Sometime over the past few weeks, I began having memory problems. Ted only found out a couple of weeks ago when I turned up at a function out of the blue without remembering him. He said he’s since taken me to a specialist who believes that my memoryresets every time I wake up, taking me back to the day of the murder.
That’s why I didn’t recognize Ted this morning. That’s why I didn’t recognize the basement apartment where I was sleeping, even though I’ve apparently lived there for several weeks after renting it when I left London. That’s why everything Ted tells me about the past two years feels as if it’s happened to someone else.
Ted’s moved me to this apartment to keep me safe. He made me write warnings on Post-it notes that he stuck next to the front door. They’re to remind me not to go out. Ted’s worried that Amy and Marco’s murderer may come for me.
The letter goes on to explain the intricacies of my condition, Ted’s and my rocky relationship, and the reasons for our breakup.
If the journal entry hadn’t been written in my own handwriting, I wouldn’t have believed a word of it.
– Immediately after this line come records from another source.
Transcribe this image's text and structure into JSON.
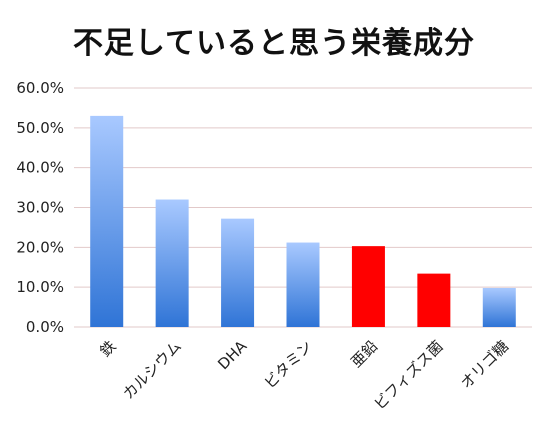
{
  "chart_data": {
    "type": "bar",
    "title": "不足していると思う栄養成分",
    "categories": [
      "鉄",
      "カルシウム",
      "DHA",
      "ビタミン",
      "亜鉛",
      "ビフィズス菌",
      "オリゴ糖"
    ],
    "values": [
      53,
      32,
      27.2,
      21.2,
      20.3,
      13.4,
      9.8
    ],
    "highlighted": [
      false,
      false,
      false,
      false,
      true,
      true,
      false
    ],
    "ylim": [
      0,
      60
    ],
    "yticks": [
      0,
      10,
      20,
      30,
      40,
      50,
      60
    ],
    "ytick_labels": [
      "0.0%",
      "10.0%",
      "20.0%",
      "30.0%",
      "40.0%",
      "50.0%",
      "60.0%"
    ],
    "grid": true,
    "colors": {
      "bar_top": "#a9c9ff",
      "bar_bottom": "#2f74d6",
      "highlight": "#ff0000",
      "grid": "#e2c9c9"
    }
  }
}
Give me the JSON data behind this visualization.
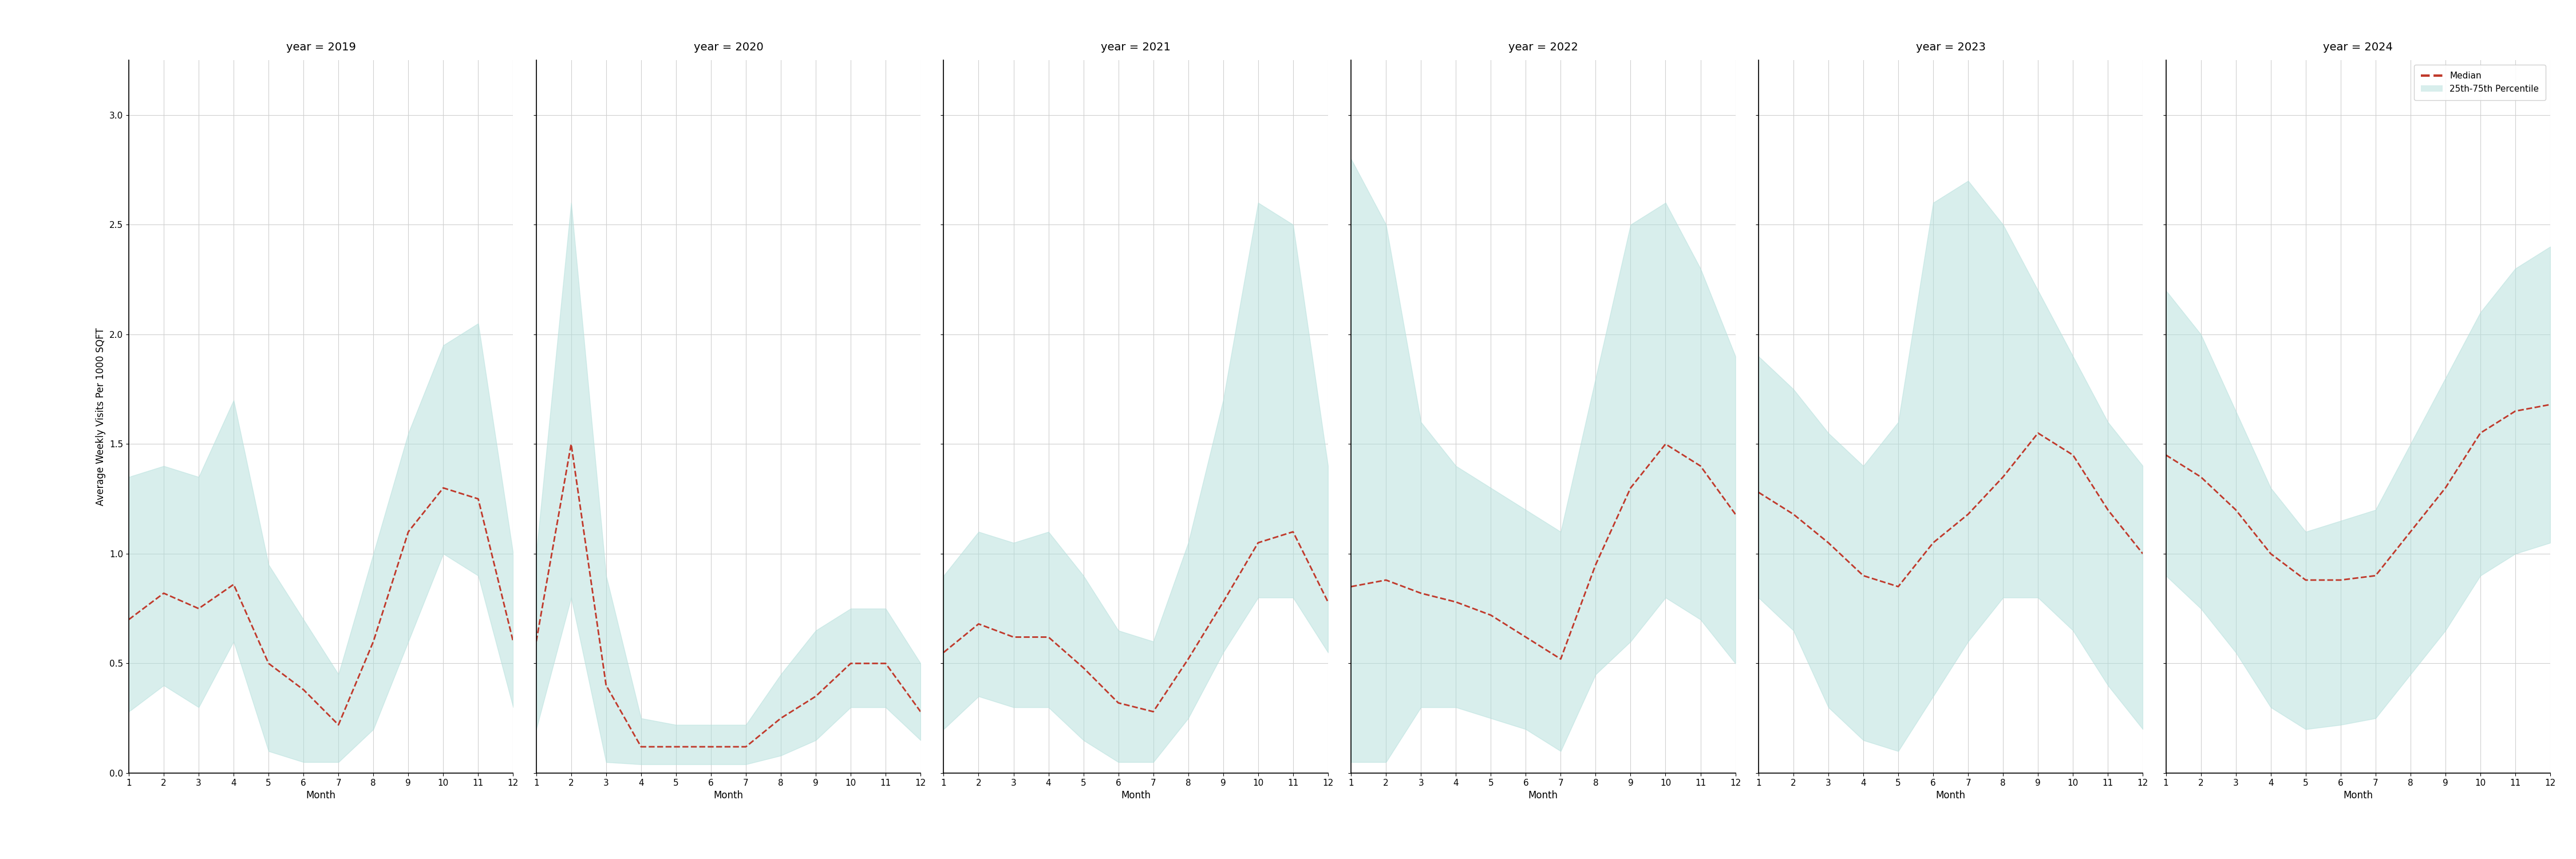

I look up from my phone. Several cops are standing in a huddle by a patrol car down the street near the bar. I consider approaching them and telling them that I’m the woman they’re looking for.
I take a step forward and then withdraw back into the shadowed doorway of the restaurant. I can’t bring myself to do it. A crowd of bar-goers take videos of each other while they wait to be allowed back into Nocturnal. The last thing I want is to be handcuffed and shunted into a police car while dozens of people post videos of my arrest on social media. The public humiliation would be excruciating.
I do the next best thing. I dial the number of the police hotline printed on the flyer that I’m holding.
Chapter
Fifty-Five
Wednesday 9:49P.M.
The siren lights from the patrol cars parked outside Nocturnal shone through the stippled glass, casting a purple haze across the sea of revelers as Darcy Halliday and Jack Lavelle pushed open the doors and entered the loud and stifling bar.